Although he acknowleges the definitional problem in the first chapter, he fails to conduct any systematic inquiry into what research subjects might mean when they say they are "happy" in response to a particular research question. It seems obvious subjects might apply a different definition of happiness when asked to predict their future happiness level than when asked to rate their mood at a particular moment in time. Gilbert's failure to consider this possibility -- or to explain how the research controls for it -- undermines the overall persuasiveness of his argument, and leads one to suspect many of his conclusions would be contradicted by more precisely tailored research (or a more rigorous analysis of the results).
For example, Gilbert says that while most prospective mothers predict that having children will enhance their happiness, the research shows that those predictions are wrong. He reaches this conclusion by relying on studies in which mothers were asked how they were feeling at particular moments throughout the day. The responses indicated, for the most part, that the mothers were "less happy when taking care of their children than when eating, exercising, shopping, napping or watching television." These studies, he claims, show not only that prospective mothers are wrong when they predict that having children will increase their happiness, but also belie the mothers' claims later in life that having children made them happy.
One problem with this is, of course, that he never tells us what he or the research subjects mean by "happiness." In the particular example described above, I strongly suspect that if the subjects were given a chance to fully articulate their feelings, their predictions would be fairly close to reality. Most would-be parents would probably say they expect that having children will add depth and meaning to their lives, and will give rise both to moments of great joy and to hours of tedium and frustration. This prediction, for the most part, will probably turn out to be true. Moreover, most people with this belief would probably answer "yes" to a survey question asking whether they believed that having children would increase their happiness. But these very same people, when asked how they felt at a particular moment, might well respond "frustrated," "bored," "overwhelmed," or even "miserable" -- especially if the question were asked at the end of a long afternoon with a cranky toddler. Gilbert does not seem to consider that short-term displeasure can be entirely consistent with long-term satisfaction -- or that a meaning and satisfaction -- and ultimately happiness -- often emerge directly from -- not despite of -- a struggle.

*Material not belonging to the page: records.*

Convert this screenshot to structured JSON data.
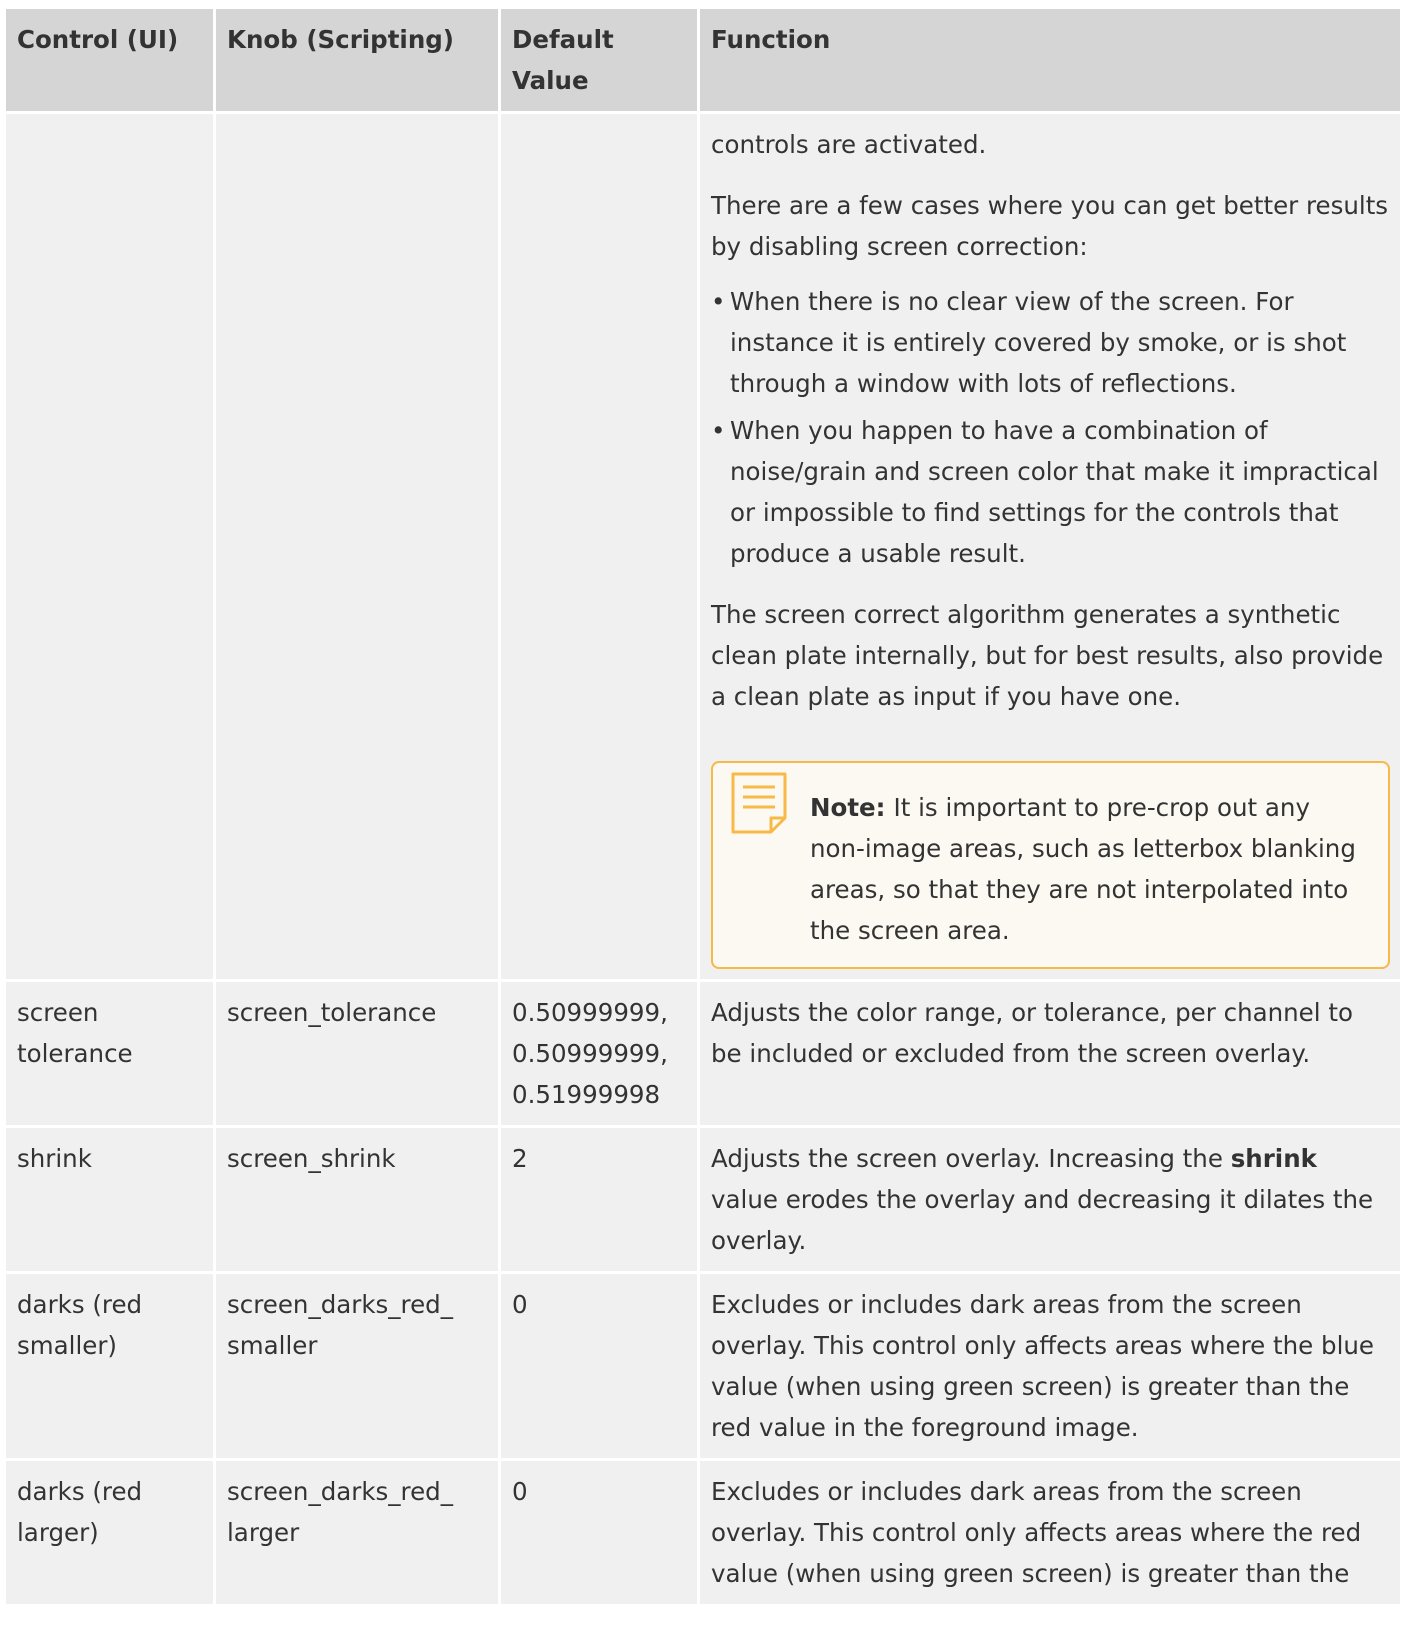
{
  "table": {
    "headers": [
      "Control (UI)",
      "Knob (Scripting)",
      "Default Value",
      "Function"
    ],
    "continued": {
      "p1": "controls are activated.",
      "p2": "There are a few cases where you can get better results by disabling screen correction:",
      "bullets": [
        "When there is no clear view of the screen. For instance it is entirely covered by smoke, or is shot through a window with lots of reflections.",
        "When you happen to have a combination of noise/grain and screen color that make it impractical or impossible to find settings for the controls that produce a usable result."
      ],
      "p3": "The screen correct algorithm generates a synthetic clean plate internally, but for best results, also provide a clean plate as input if you have one.",
      "note": {
        "icon": "note-icon",
        "label": "Note:",
        "text": "It is important to pre-crop out any non-image areas, such as letterbox blanking areas, so that they are not interpolated into the screen area."
      }
    },
    "rows": [
      {
        "control": "screen tolerance",
        "knob": "screen_tolerance",
        "default": "0.50999999, 0.50999999, 0.51999998",
        "function": "Adjusts the color range, or tolerance, per channel to be included or excluded from the screen overlay."
      },
      {
        "control": "shrink",
        "knob": "screen_shrink",
        "default": "2",
        "function_pre": "Adjusts the screen overlay. Increasing the",
        "function_bold": "shrink",
        "function_post": "value erodes the overlay and decreasing it dilates the overlay."
      },
      {
        "control": "darks (red smaller)",
        "knob": "screen_darks_red_ smaller",
        "default": "0",
        "function": "Excludes or includes dark areas from the screen overlay. This control only affects areas where the blue value (when using green screen) is greater than the red value in the foreground image."
      },
      {
        "control": "darks (red larger)",
        "knob": "screen_darks_red_ larger",
        "default": "0",
        "function": "Excludes or includes dark areas from the screen overlay. This control only affects areas where the red value (when using green screen) is greater than the"
      }
    ]
  },
  "colors": {
    "header_bg": "#d5d5d5",
    "row_bg": "#f0f0f0",
    "note_border": "#f7b947",
    "text": "#333333"
  }
}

To give another example, Gilbert says that most people would probably predict that being jilted at the altar would cause them tremendous unhappiness, but that most people who actually have been jilted probably think that it was "the best thing that ever happened to them." In truth, the actual experience is probably both of those things, and if allowed to elaborate on their feelings, most people would probably imagine they would feel close to how they would actually feel. The feelings would probably be something along the following lines: "it was a tremendously humiliating experience that caused me great embarassment and pain, and in fact, still causes me great embarassment and pain, but ultimately I'm glad I discovered what a selfish jerk my fiance was before I married him." Such a bride might accurately state that being jilted at the altar was the best and worst thing that ever happened to her.
Gilbert does not seem to acknowledge that such apparently contradictory responses can, in fact, be entirely consistent. The most painful experiences might ultimately have the most meaning precisely because of their intensity, and an experience that is accurately predicted to cause great suffering might utlimately become a catalyst for positive change. To put it more bluntly, the cancer that caused a shift in your world view might be the best thing that ever happened to you, but you might lay down your own life before you would allow such suffering to be inflicted on the ones you love. The apparent contradictions between predicted and actual feelings that are the focus of Gilbert's book may well reflect more the inadequacies of social science surveys than any deep-seated delusions about what ultimately will give us a sense of meaning, satisfaction and contentment in our lives.
All and all, this is a book with a lot of fun vignettes, but without the depth that would make this a truly satisfying read.